Even if I were to be a customer of that design, my input is n=1. The companies that hire me usually have a minimum of a $50MM market potential for a product they want me to design. Since I won’t spend 50 million annually on their product, hopefully you can see that my taste should never drive the design. Through user research, there is a possibility the design could match my tastes, but that is yet to happen in 25 years.

I do design and fabricate furniture that I sell on occasion. In that case, either you buy what is my taste or you don’t, I don’t care. But I have a “real” job that pays the bills. Starving artist is a cliche because it is true.
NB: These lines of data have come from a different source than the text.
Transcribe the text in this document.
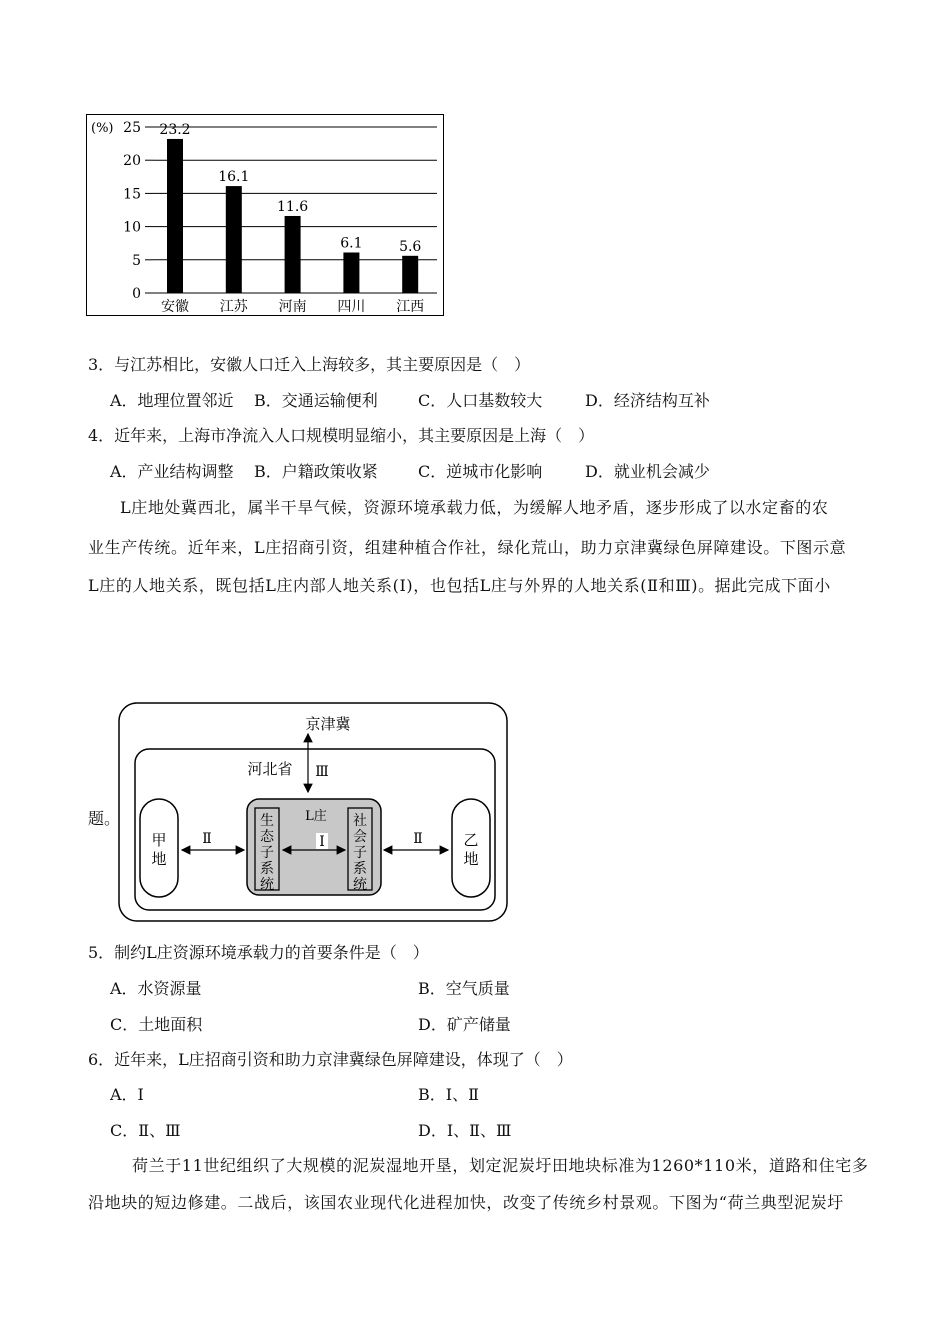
0
5
10
15
20
25
(%)	23.2
安徽
16.1
江苏
11.6
河南
6.1
四川
5.6
江西
3．与江苏相比，安徽人口迁入上海较多，其主要原因是（　）
A．地理位置邻近 B．交通运输便利	C．人口基数较大	D．经济结构互补
4．近年来，上海市净流入人口规模明显缩小，其主要原因是上海（　）
A．产业结构调整 B．户籍政策收紧	C．逆城市化影响	D．就业机会减少
L庄地处冀西北，属半干旱气候，资源环境承载力低，为缓解人地矛盾，逐步形成了以水定畜的农
业生产传统。近年来，L庄招商引资，组建种植合作社，绿化荒山，助力京津冀绿色屏障建设。下图示意
L庄的人地关系，既包括L庄内部人地关系(Ⅰ)，也包括L庄与外界的人地关系(Ⅱ和Ⅲ)。据此完成下面小
题。
京津冀
河北省 Ⅲ
L庄
Ⅰ
生
态
子
系
统
社
会
子
系
统
甲
地
乙
地
Ⅱ	Ⅱ
5．制约L庄资源环境承载力的首要条件是（　）
A．水资源量	B．空气质量
C．土地面积	D．矿产储量
6．近年来，L庄招商引资和助力京津冀绿色屏障建设，体现了（　）
A．Ⅰ	B．Ⅰ、Ⅱ
C．Ⅱ、Ⅲ	D．Ⅰ、Ⅱ、Ⅲ
荷兰于11世纪组织了大规模的泥炭湿地开垦，划定泥炭圩田地块标准为1260*110米，道路和住宅多
沿地块的短边修建。二战后，该国农业现代化进程加快，改变了传统乡村景观。下图为“荷兰典型泥炭圩
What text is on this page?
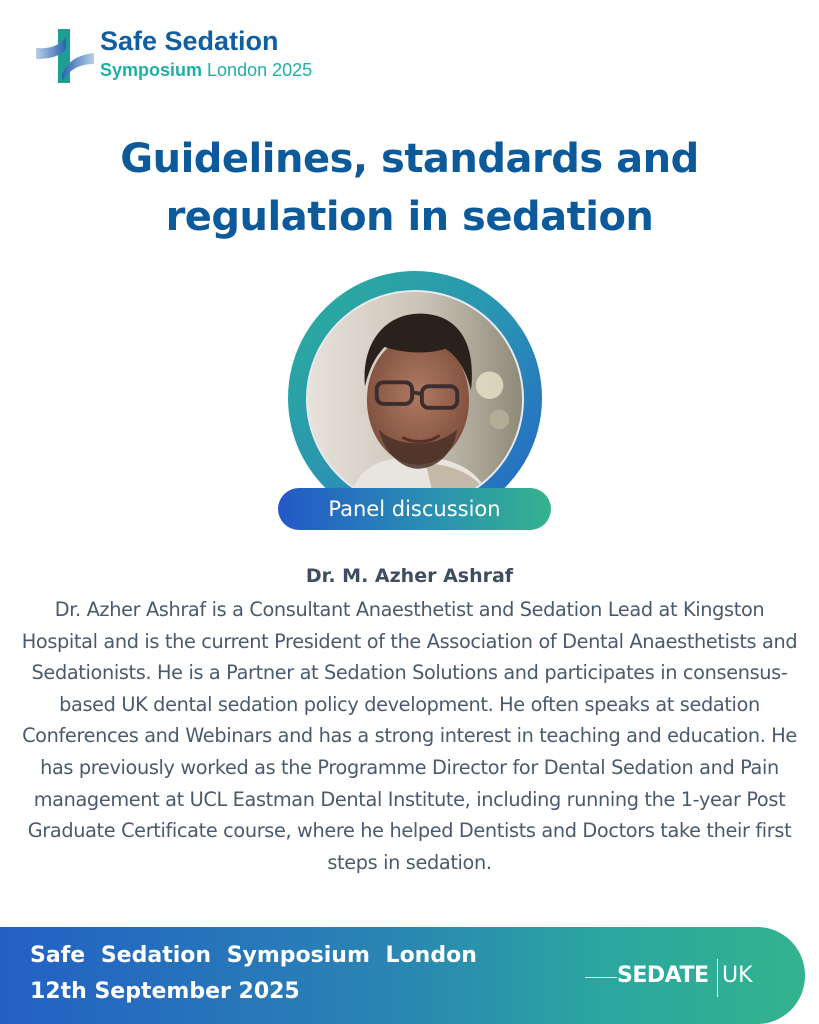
Safe Sedation
Symposium London 2025
Guidelines, standards and
regulation in sedation
Panel discussion
Dr. M. Azher Ashraf

Dr. Azher Ashraf is a Consultant Anaesthetist and Sedation Lead at Kingston Hospital and is the current President of the Association of Dental Anaesthetists and Sedationists. He is a Partner at Sedation Solutions and participates in consensus-based UK dental sedation policy development. He often speaks at sedation Conferences and Webinars and has a strong interest in teaching and education. He has previously worked as the Programme Director for Dental Sedation and Pain management at UCL Eastman Dental Institute, including running the 1-year Post Graduate Certificate course, where he helped Dentists and Doctors take their first steps in sedation.

Safe Sedation Symposium London
12th September 2025
SEDATE UK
Personally, I like things with interesting textures and nice colors. Professionally, I’ve grown to appreciate more minimal design. I feel a good designer should be able to be versatile and accommodating.

I love this poster. It fits with my favorite projects. Most of my favorite projects were things that no one else wanted to work on.

I heard an interview with Mike Rowe a few months ago where he said something along the lines of : the best way to do creative work is to have a boss who has no interest in what you are doing.

i think successful designers come in many shapes and sizes, some get to sell their own tastes and some are chameleons of taste.

Personally, i enjoy being a chameleon. I like researching markets, customers and the history of design in a category and then using my skills and perspective to analyze and solve the problem.

Far too reasonable and logical of an answer Ryan, we are going to need you to be a lot more polarizing. :slight_smile:

sorry, i’ll try harder

do you think my time away from this board made me less polarizing or the board less polarizing?